Mais le mot objectif est très loin d'être resté conforme,
dans l'histoire des doctrines philosophiques, à cette acception
réaliste. La plus simple réflexion
amène l'esprit à se rendre compte qu'il ne connaît
pas les choses en elles-mêmes, mais simplement les représentations,
images ou idées plus on moins déformées
qu'il s'en fait. Les êtres ou qualités
auxquelles nous accordons l'objectivité ne sont encore que des états
subjectifs.
Aussi Descartes
désignait-il par réalité objective, non pas les objets
extérieurs, mais l'idée même considérée
comme un objet interne sur lequel se fixe l'attention. C'est le caractère
représentatif idées. Pour Kant, le
mot objectif prend un sens tout autre, très spécial encore,
quoique plus voisin du sens ordinaire. L'objectivité de la connaissance
est constitué non pas par une accommodation tout empirique,
et par suite contingente, de la pensée
et de l'objet, mais par l'application des catégories,
ou formes a priori de l'entendement,
au divers de l'intuition. Toute connaissance
dérive, il est vrai, de l'expérience,
mais l'expérience même n'est possible
qu'autant qu'elle est soumise à l'action unifiante des catégories.
Or, cette unification même suppose que le sujet, saisissant son unité
dans l'acte du « je pense », s'oppose, par cet acte
même, au multiple qu'il coordonne.
Il en résulte que le cogito,
ou « aperception-transcendantale
» du sujet par lui-même, est la condition de la valeur objective
des catégories, c.-à-d. de toute objectivité. Ce caractère
est nécessairement valable pour tous les esprits, et Kant a pu,
dans les Prolégomènes, définir l'objectivité
: la nécessité et l'universalité
d'une proposition. Il en résulte cette
conséquence d'apparence paradoxale que
l'objectivité dépend chez Kant des conditions
subjectives de la connaissance et que les objets, que la raison-dogmatique
prétend découvrir derrière les phénomènes,
n'ont qu'une valeur limitative (Grenzbegriffe) et nullement objective.

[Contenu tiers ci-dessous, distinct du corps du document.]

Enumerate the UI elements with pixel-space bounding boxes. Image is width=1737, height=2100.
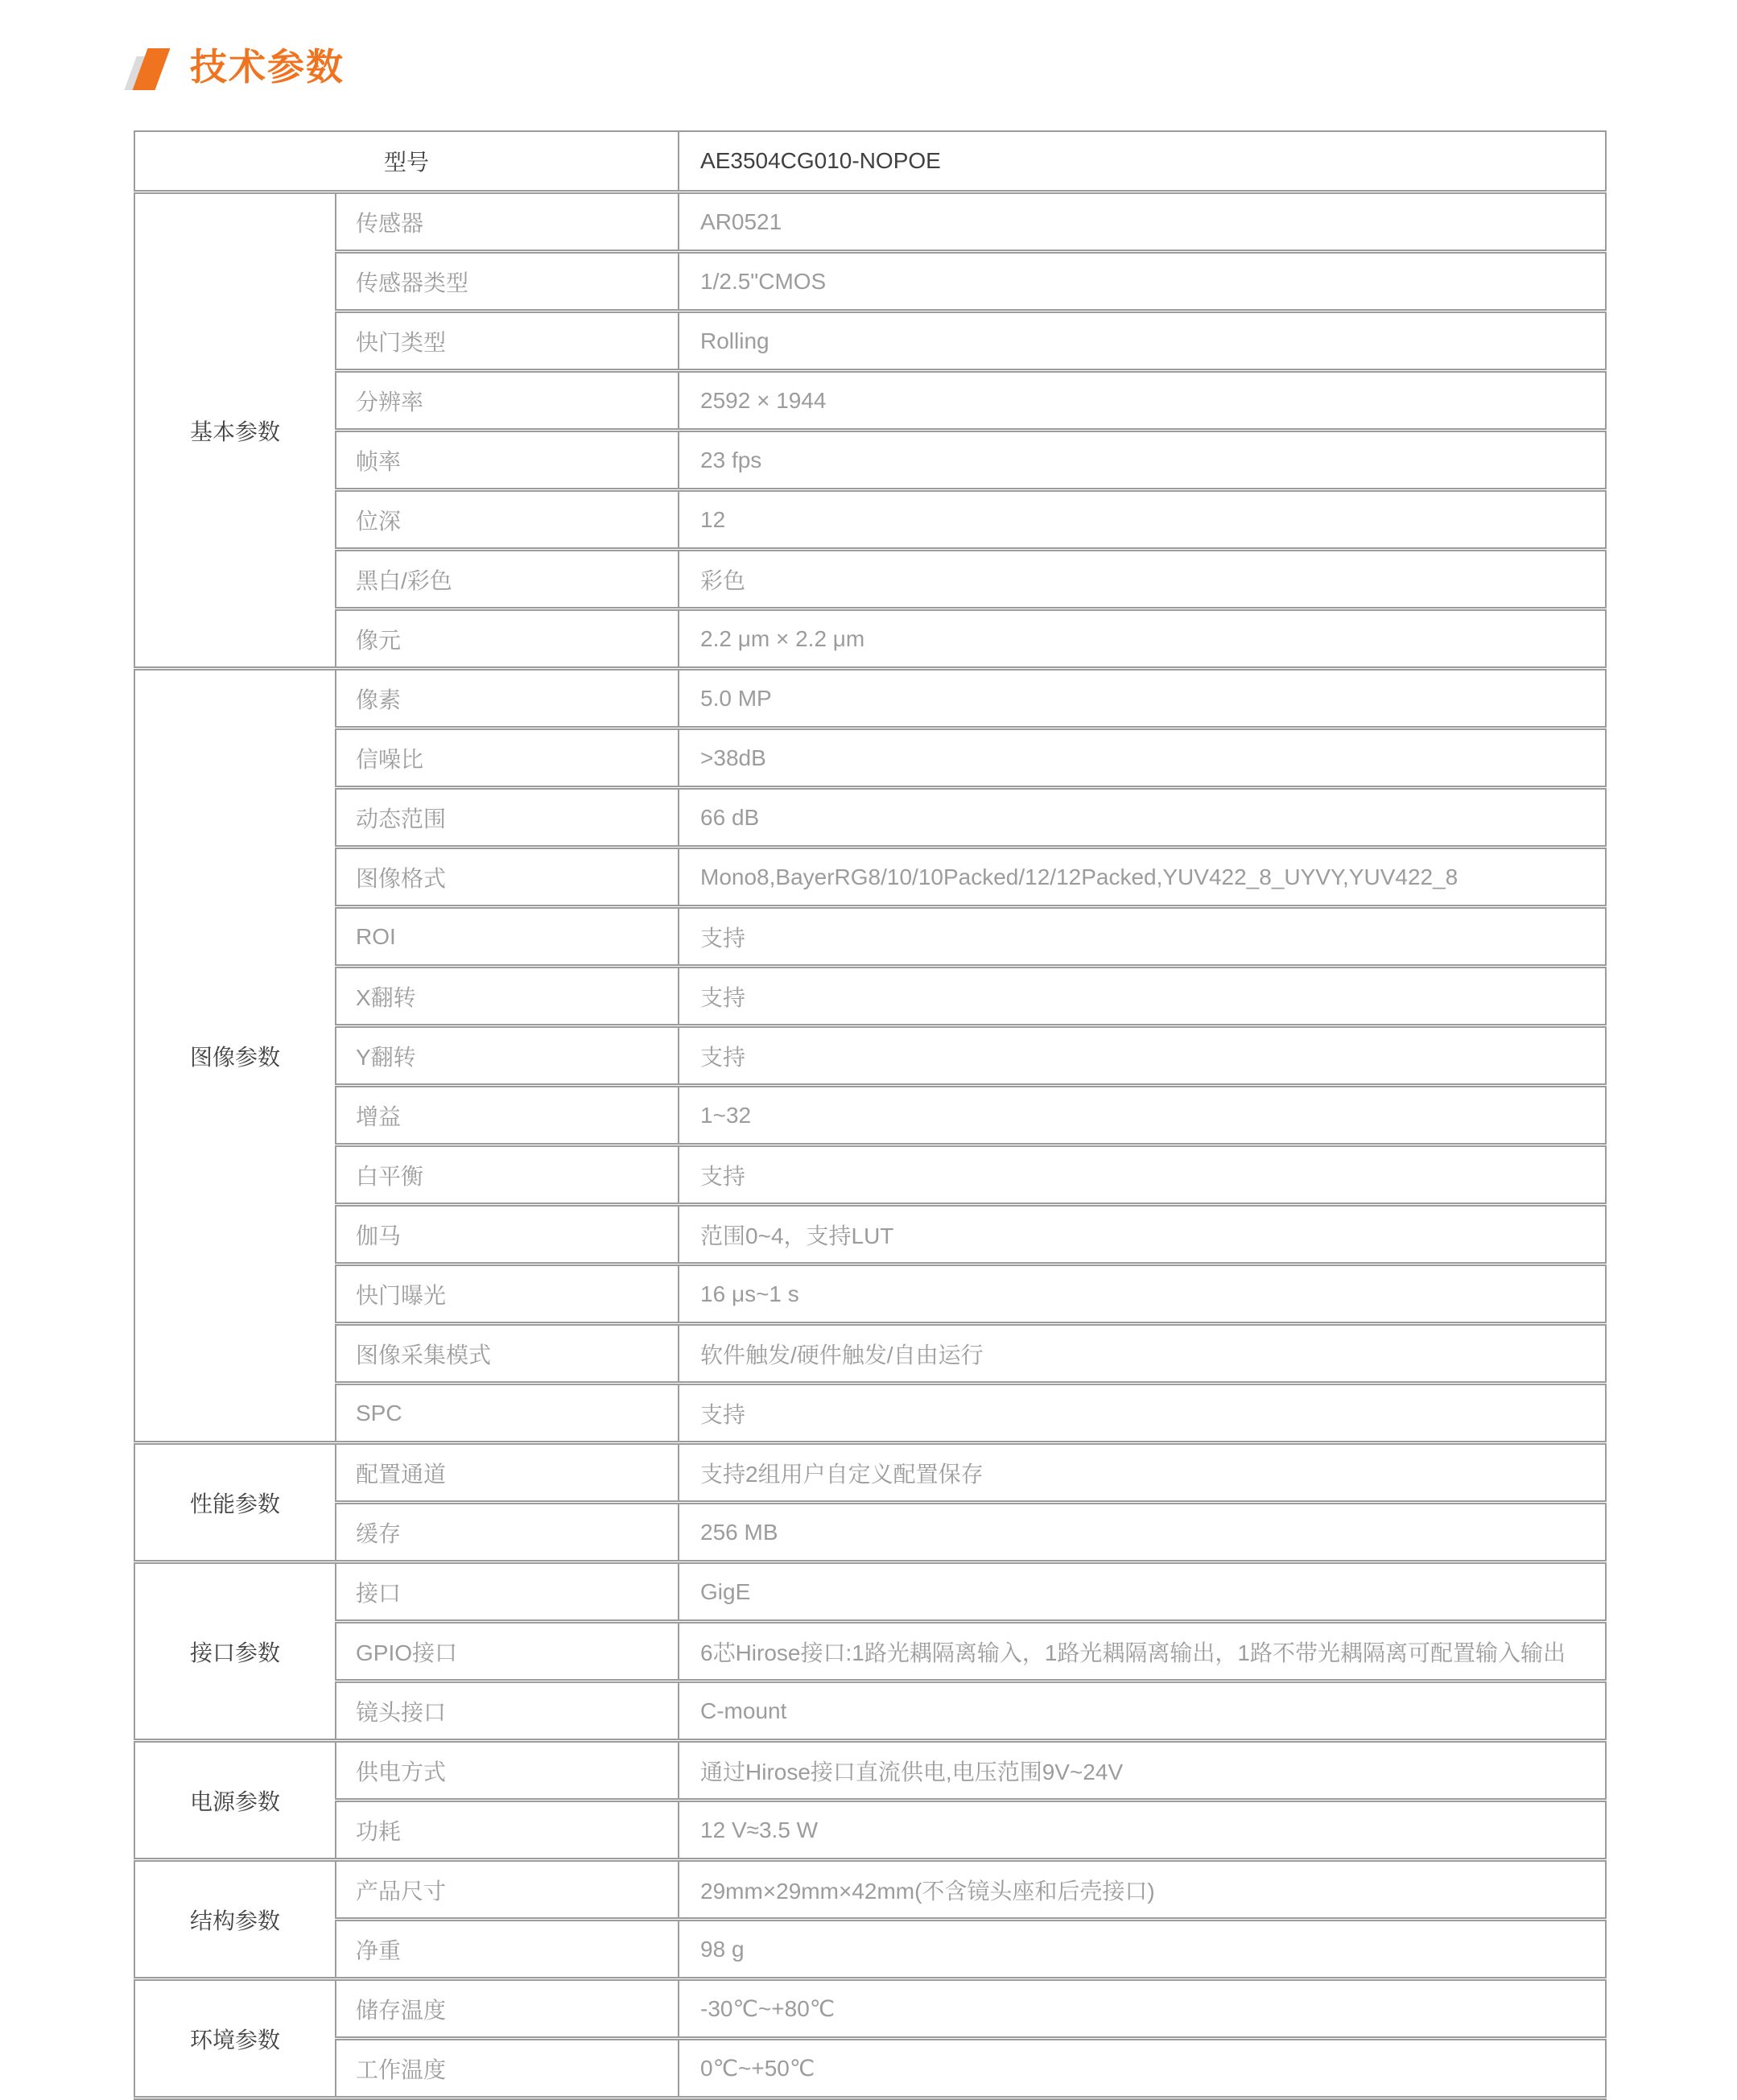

Seule, la raison pratique rend à la croyance
le droit d'affirmer la réalité objective de l'âme,
de Dieu et de la liberté. Plus tard Renouvier
a modifié le sens kantien du mot objectif, et désigne par
ce terme le caractère de la représentation considérée
par le sujet « à titre d'objet ». L'objectivité
n'est plus dès lors qu'un point de vue admis par le sujet quand
il s'oppose à ses propres représentations.